Dimensionality Reduction of fmri Data using PCA Elio Andia ECE-699 Learning from Data George Mason University Fairfax VA, USA INTRODUCTION The aim of this project was to implement PCA as a dimensionality reduction method to fmri data in order to improve a classifiers results. The data was collected by Marcel Just and colleagues at the Center for Cognitive Brain Imaging at Carnegie Mellon University. Just and colleagues experiment consisted of testing human subjects with a sentence picture comparison, the brain activation was measured using fmri (Functional Magnetic Resonance Imaging). The data set consists of fmri images, each containing 5,000 voxels (3D representations where position is defined in relation to other voxels; not explicitly encoded like coordinates)[4]. An fmri image of a portion of the brain was taken every 500 ms. 25-30 Regions of Interest are highlighted in the data, regions of the brain where you would expect to see some brain activity [1]. There is code available that will provide specific functions for displaying and analyzing some of the data. The data is available in.mat files for each subject.
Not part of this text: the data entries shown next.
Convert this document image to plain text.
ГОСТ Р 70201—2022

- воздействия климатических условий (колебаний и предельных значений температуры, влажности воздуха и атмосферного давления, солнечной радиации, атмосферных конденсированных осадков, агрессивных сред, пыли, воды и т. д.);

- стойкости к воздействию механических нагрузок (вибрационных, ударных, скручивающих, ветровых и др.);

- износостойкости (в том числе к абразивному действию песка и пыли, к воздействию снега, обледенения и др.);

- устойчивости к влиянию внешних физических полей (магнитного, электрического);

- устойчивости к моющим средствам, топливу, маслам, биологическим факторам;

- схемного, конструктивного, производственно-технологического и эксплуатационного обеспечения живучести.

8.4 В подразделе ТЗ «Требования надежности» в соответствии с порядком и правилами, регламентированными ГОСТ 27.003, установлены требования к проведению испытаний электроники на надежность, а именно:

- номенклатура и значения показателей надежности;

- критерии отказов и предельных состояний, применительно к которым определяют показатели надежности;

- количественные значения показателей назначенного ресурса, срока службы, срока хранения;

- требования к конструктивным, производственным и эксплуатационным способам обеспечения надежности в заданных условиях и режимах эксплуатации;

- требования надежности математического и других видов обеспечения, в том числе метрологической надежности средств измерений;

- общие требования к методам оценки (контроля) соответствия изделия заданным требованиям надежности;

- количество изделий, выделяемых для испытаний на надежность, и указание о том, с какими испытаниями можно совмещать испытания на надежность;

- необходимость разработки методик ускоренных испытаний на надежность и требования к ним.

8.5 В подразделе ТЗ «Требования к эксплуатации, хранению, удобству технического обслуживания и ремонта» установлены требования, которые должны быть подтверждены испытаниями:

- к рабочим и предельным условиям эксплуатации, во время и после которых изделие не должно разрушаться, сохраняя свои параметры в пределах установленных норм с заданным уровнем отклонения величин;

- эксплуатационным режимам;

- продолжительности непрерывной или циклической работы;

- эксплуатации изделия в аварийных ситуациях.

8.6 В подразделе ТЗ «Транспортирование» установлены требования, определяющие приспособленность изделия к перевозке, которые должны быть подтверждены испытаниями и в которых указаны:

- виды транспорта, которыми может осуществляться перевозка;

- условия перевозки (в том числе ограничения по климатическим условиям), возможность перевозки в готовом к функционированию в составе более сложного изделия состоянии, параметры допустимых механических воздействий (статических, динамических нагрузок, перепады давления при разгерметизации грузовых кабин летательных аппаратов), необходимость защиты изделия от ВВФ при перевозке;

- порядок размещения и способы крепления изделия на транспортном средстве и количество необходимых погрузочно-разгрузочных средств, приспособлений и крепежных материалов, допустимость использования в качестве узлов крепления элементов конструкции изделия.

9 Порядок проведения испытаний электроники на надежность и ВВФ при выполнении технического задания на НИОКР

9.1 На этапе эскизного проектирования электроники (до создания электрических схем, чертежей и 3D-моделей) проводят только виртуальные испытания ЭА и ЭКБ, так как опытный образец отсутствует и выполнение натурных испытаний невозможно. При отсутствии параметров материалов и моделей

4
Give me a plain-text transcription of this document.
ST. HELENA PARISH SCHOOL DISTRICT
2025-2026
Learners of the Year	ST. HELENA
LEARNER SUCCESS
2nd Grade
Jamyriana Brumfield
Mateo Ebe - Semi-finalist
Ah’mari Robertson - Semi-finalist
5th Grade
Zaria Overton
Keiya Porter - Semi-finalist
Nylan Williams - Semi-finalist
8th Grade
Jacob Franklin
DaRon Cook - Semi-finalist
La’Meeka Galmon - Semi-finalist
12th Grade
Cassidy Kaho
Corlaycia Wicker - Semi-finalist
Upon loading a file, three variables will be defined: Info, Data, and Meta.
Info is a 1x54 structure array that defines the data in terms of the time intervals. It contains information such as: whether the picture or sentence was displayed first, whether the sentence matches the picture, the subjects reaction time in determining whether the sentence matches the picture, and other information defining the experiment in terms of time. Data contains the raw observations, fmri images collected in sequence over a period of time. Each element in the 54x1 cell array contains an NxV array of fmri activations. The Meta variable has the relevant data on the data set. It provides things like the human subject identifier, number of images in the data set, number of trails, and definitions for the regions of interest. Below is a picture of one of the slices for the brain activation for one the subjects at at specific time and trail (subject 04847, trail 5, at time 5)
Below is a plot of the brain activation for one the subjects at a specific time and trail (subject 04847, trail 5, at time 5) it is a display of all slices taken from the fmri machine. The condition value indicates one of the four states for a segment. Zero being that the data should be ignored. One indicating a rest interval is occurring. Two indicates the sentence picture combination does match and three indicates that a non-matching pair of sentence and picture has been displayed to the subject.
Below is a graph of the voxel activity across time for a specific voxel (at location 36,62,8). The red line indicates the condition for that segment as described in the previous paragraph. By transforming the data to include on trails 3 and 4, below is the plot for trails 3 and 4 of the voxel (36,62,8). The graph displays the third trail as indicated by the condition 2 (x= 0 to 54) a sentence-picture combination that match followed by the fourth trail where the picture-sentence combination do not match (condition = 3, x= 55-108).
There were various ways to manipulate the data, such as only keeping the n-most active voxels for the data set. Below you can see two plots, the first one being the snapshot containing the 2200 most active voxels and to the right of that is snapshot containing the 400 most active voxels. A Naive Bayes classifier was provided with the code. After applying the Naive Bayes classifier, the returned array Predictions is where predictions(k,j) = log P(example_k class_j). The average data set per subject contained about 5000 voxels. The data set dimension was reduced to the 2200 and the 400 most active voxels. In the future I would like to perform the PCA on multiple subjects and test the classifier results across all of them. The main issue with setting that up is the variation in the dimensions of the subjects brain and the fmri images that result[3].
REFERENCES [1] "Learning to Decode Cognitive States from Brain Images,"T.M. Mitchell, R. Hutchinson, R.S. Niculescu, F.Pereira, X. Wang, M. Just, and S. Newman, Machine Learning, Vol. 57, Issue 1-2, pp. 145-175. October 2004. [2] "Training fmri Classifiers to Detect Cognitive States across Multiple Human Subjects," X. Wang, R. Hutchinson, and T. M. Mitchell, Neural Information Processing Systems 2003. December 2003. [3] Archibald, Christopher, Evan Millar, Classifying FMRI Images Using Sparse Coding: A Project for CS229 (n.d.): n. pag. Web [4] Foley, James D.; Andries van Dam; John F. Hughes; Steven K. Feiner (1990). "Spatial-partitioning representations; Surface detail". Computer Graphics: Principles and Practice. The Systems Programming Series. Addison-Wesley. ISBN 0-201-12110-7. These cells are often called voxels (volume elements), in analogy to pixels. [5] "Learning to Identify Overlapping and Hidden Cognitive Processes from fmri Data,"R. Hutchinson, T.M. Mitchell, I. Rustandi, submitted to HBM 2005.